Bugün eşim "ben gece ikiye kadar kardeşlerin geziyor diye oturup onları bekleyemem. Uyuyacağım bugün" dedi. Ses etmedim uyudu. Uyudu da bundan sonra olacaklar belli. Gecenin yarısında gürültüler eşliğinde gelecekler. Hadi sigara içelim oturalım ya da acıktık diyecekler. Çıkan seslerden eşim uyanacak, tık sesine uyanan oğlum huysuzluk edip kalkacak. Saatlerce onu uyutmaya çalışacağım. Muhtemelen her zaman olduğu gibi bir iki saat uykuyla sabah erkenden kalkan oğlumla birlikte harabeye dönen evi temizlemeye başlayacağım. Yani ailem bana geldiğinde bana düşen rol iş yapmak, iş yapmak ve yine iş yapmak. Muhabbet, oturup konuşmak hak getire.

Az önce eşim "ben sıkıldım bu durumdan artık. Bize geliyorlar ama bizde değiller. Yine gece 2de gelip kahkaha atıp çocuğu uyandıracak sonra gidecekler. Öğlene kadar uyuyor onlar rahat bu konuda. Biz düzeni olan insanlarız erken kalkıyoruz. Bu kadar saygısızlık olmaz vs" dedi. Her zaman olduğu gibi ailemi savundum. Sus git yat falan dedim.

Gerçekten objektif olamıyorum. Eşim haklı mı bu konuda. Peki ben ne yapmalı nasıl davranmalıyım? Zaten yeğenlerim, oğlum ve annem tüketti beni. Oğlumun oyuncağını paylaşmak istememesi, annemin sürekli onlar yetim, onlara yazık demesi, benim her daim arada kalmam. Oğlum ezilmesin diye çok uğraşıyorum ama gün sonunda ezilen, dışlanan yine oğlum oluyor. Vicdanım rahatsız olsa da annemin gazıyla "evet onlar yetim onların istedikleri olsun" diyorum en nihayetinde.

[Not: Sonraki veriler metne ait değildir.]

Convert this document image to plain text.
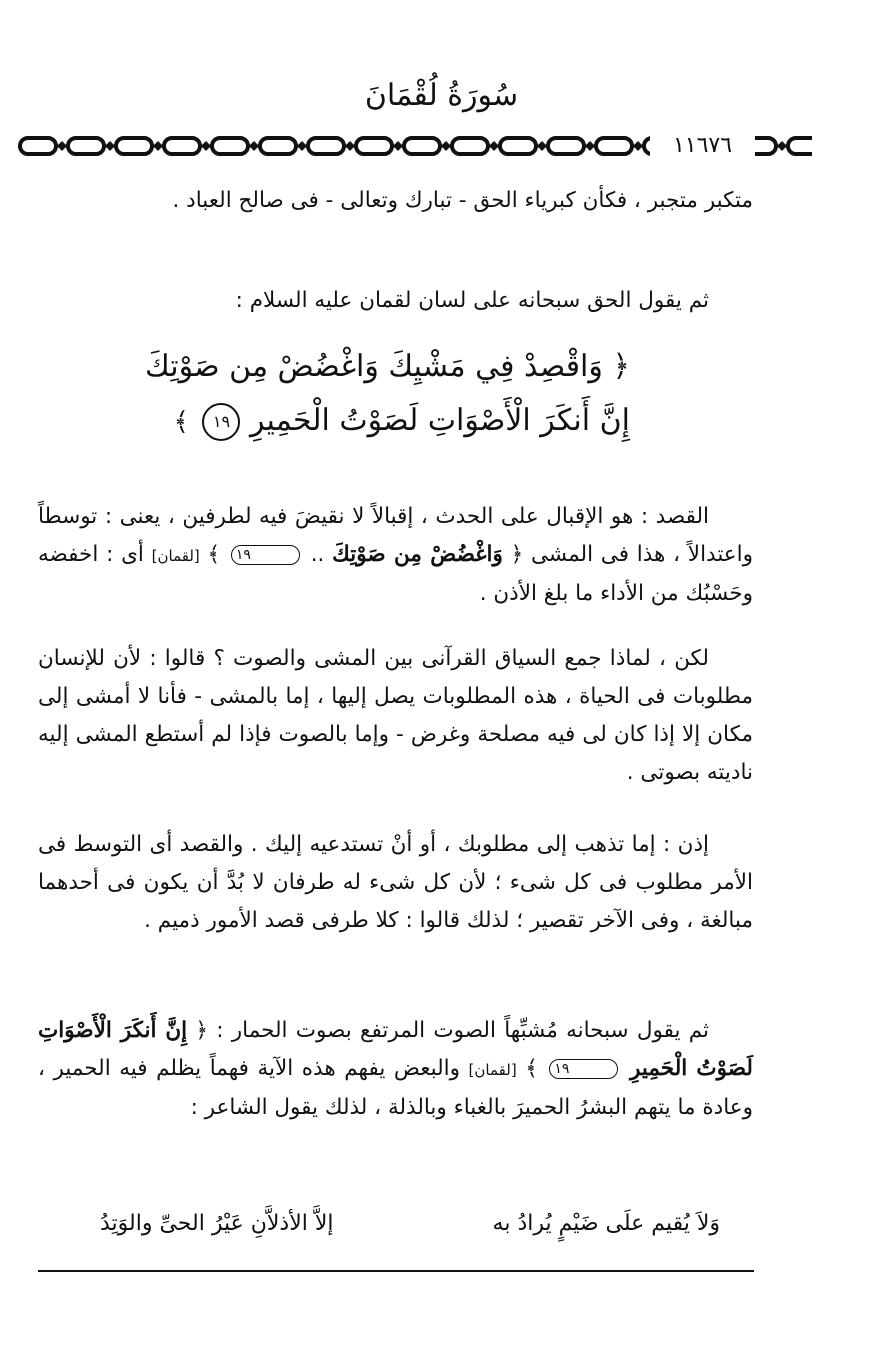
سُورَةُ لُقْمَانَ
١١٦٧٦

متكبر متجبر ، فكأن كبرياء الحق - تبارك وتعالى - فى صالح العباد .

ثم يقول الحق سبحانه على لسان لقمان عليه السلام :

﴿ وَاقْصِدْ فِي مَشْيِكَ وَاغْضُضْ مِن صَوْتِكَ
إِنَّ أَنكَرَ الْأَصْوَاتِ لَصَوْتُ الْحَمِيرِ ١٩ ﴾

القصد : هو الإقبال على الحدث ، إقبالاً لا نقيضَ فيه لطرفين ، يعنى : توسطاً واعتدالاً ، هذا فى المشى ﴿ وَاغْضُضْ مِن صَوْتِكَ .. ١٩ ﴾ [لقمان] أى : اخفضه وحَسْبُك من الأداء ما بلغ الأذن .

لكن ، لماذا جمع السياق القرآنى بين المشى والصوت ؟ قالوا : لأن للإنسان مطلوبات فى الحياة ، هذه المطلوبات يصل إليها ، إما بالمشى - فأنا لا أمشى إلى مكان إلا إذا كان لى فيه مصلحة وغرض - وإما بالصوت فإذا لم أستطع المشى إليه ناديته بصوتى .

إذن : إما تذهب إلى مطلوبك ، أو أنْ تستدعيه إليك . والقصد أى التوسط فى الأمر مطلوب فى كل شىء ؛ لأن كل شىء له طرفان لا بُدَّ أن يكون فى أحدهما مبالغة ، وفى الآخر تقصير ؛ لذلك قالوا : كلا طرفى قصد الأمور ذميم .

ثم يقول سبحانه مُشبِّهاً الصوت المرتفع بصوت الحمار : ﴿ إِنَّ أَنكَرَ الْأَصْوَاتِ لَصَوْتُ الْحَمِيرِ ١٩ ﴾ [لقمان] والبعض يفهم هذه الآية فهماً يظلم فيه الحمير ، وعادة ما يتهم البشرُ الحميرَ بالغباء وبالذلة ، لذلك يقول الشاعر :

وَلاَ يُقيم علَى ضَيْمٍ يُرادُ به
إلاَّ الأذلاَّنِ عَيْرُ الحىِّ والوَتِدُ
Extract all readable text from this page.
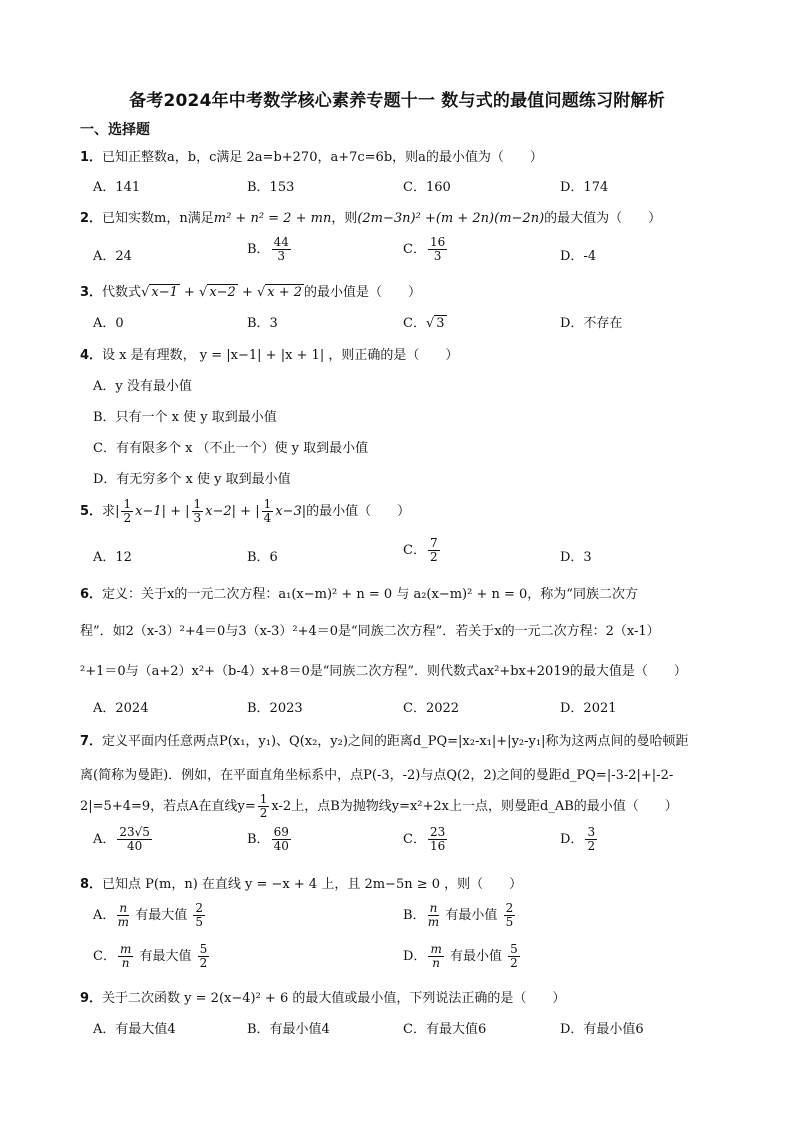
备考2024年中考数学核心素养专题十一 数与式的最值问题练习附解析
一、选择题
1．已知正整数a，b，c满足 2a=b+270，a+7c=6b，则a的最小值为（　　）
A．141	B．153	C．160	D．174
2．已知实数m，n满足m² + n² = 2 + mn，则(2m−3n)² +(m + 2n)(m−2n)的最大值为（　　）
A．24	B． $\frac{44}{3}$	C． $\frac{16}{3}$	D．-4
3．代数式√ x−1 + √ x−2 + √ x + 2 的最小值是（　　）
A．0	B．3	C．√ 3	D．不存在
4．设 x 是有理数， y = |x−1| + |x + 1| ，则正确的是（　　）
A．y 没有最小值
B．只有一个 x 使 y 取到最小值
C．有有限多个 x （不止一个）使 y 取到最小值
D．有无穷多个 x 使 y 取到最小值
5．求| $\frac{1}{2} x-1|$ + | $\frac{1}{3} x-2|$ + | $\frac{1}{4} x-3|$的最小值（　　）
A．12	B．6	C． $\frac{7}{2}$	D．3
6．定义：关于x的一元二次方程：a₁(x−m)² + n = 0 与 a₂(x−m)² + n = 0，称为“同族二次方
程”．如2（x-3）²+4＝0与3（x-3）²+4＝0是“同族二次方程”．若关于x的一元二次方程：2（x-1）
²+1＝0与（a+2）x²+（b-4）x+8＝0是“同族二次方程”．则代数式ax²+bx+2019的最大值是（　　）
A．2024	B．2023	C．2022	D．2021
7．定义平面内任意两点P(x₁，y₁)、Q(x₂，y₂)之间的距离d_PQ=|x₂-x₁|+|y₂-y₁|称为这两点间的曼哈顿距
离(简称为曼距)．例如，在平面直角坐标系中，点P(-3，-2)与点Q(2，2)之间的曼距d_PQ=|-3-2|+|-2-
2|=5+4=9，若点A在直线$y= \frac{1}{2} x-2$上，点B为抛物线y=x²+2x上一点，则曼距d_AB的最小值（　　）
A． $\frac{23√5}{40}$	B． $\frac{69}{40}$	C． $\frac{23}{16}$	D． $\frac{3}{2}$
8．已知点 P(m，n) 在直线 y = −x + 4 上，且 2m−5n ≥ 0 ，则（　　）
A． $\frac{n}{m}$ 有最大值 $\frac{2}{5}$	B． $\frac{n}{m}$ 有最小值 $\frac{2}{5}$
C． $\frac{m}{n}$ 有最大值 $\frac{5}{2}$	D． $\frac{m}{n}$ 有最小值 $\frac{5}{2}$
9．关于二次函数 y = 2(x−4)² + 6 的最大值或最小值，下列说法正确的是（　　）
A．有最大值4	B．有最小值4	C．有最大值6	D．有最小值6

Lütfen okuyup objektif olarak yorumlar mısınız. Ailem mi anormal davranıyor, eşim mi abartıyor. Şimdiden teşekkürler.
Kendi çocuğunuzu korumaktan bile acizseniz başkalarının çocuğunuza iyi davranacağına yönelik beklentiniz de olmasın. Onların yetim olması oğlunuzun suçu ise ezdirin ezilsin ki hayatı boyunca böööyle ezik kalsın anasından bunu gördü çünkü!
Neyse, eşiniz haklı ailem bana geldiği zaman çıt çıkmaz herkes yemeğini de uykusunu da uyur, etraf toplu bırakılır erkek kardeşim bile yemeğe yardım eder, kusura bakmayın da insan evladının hayvan sürüsünden farklı olması lazım di mi ama. Haa eviniz ormanın içindeyse bilemem tabi.
Ananıza bir zahmet, anne çocuk ezik yetişecek hepsine eşit davran kimsenin hakkını yeme, çocuklar ne görürse onu yaparlar,diyiverin
 
İşte hazır yatak da olamıyor. Her an fikir değiştiriyorlar. Kalacağız diyorlar ben hazırlık yapıyorum vazgeçtik teyzene gidelim diyorlar. Ya da yatak yorgan eşimin yattığı bazanın altında. Kalmayacağız diyorlar, sonra neyse kalalım diyorlar. Bunu dedikleri saat gece bir buçuk. Eşimi uyandırıyorum yatak hazırlıyorum vs.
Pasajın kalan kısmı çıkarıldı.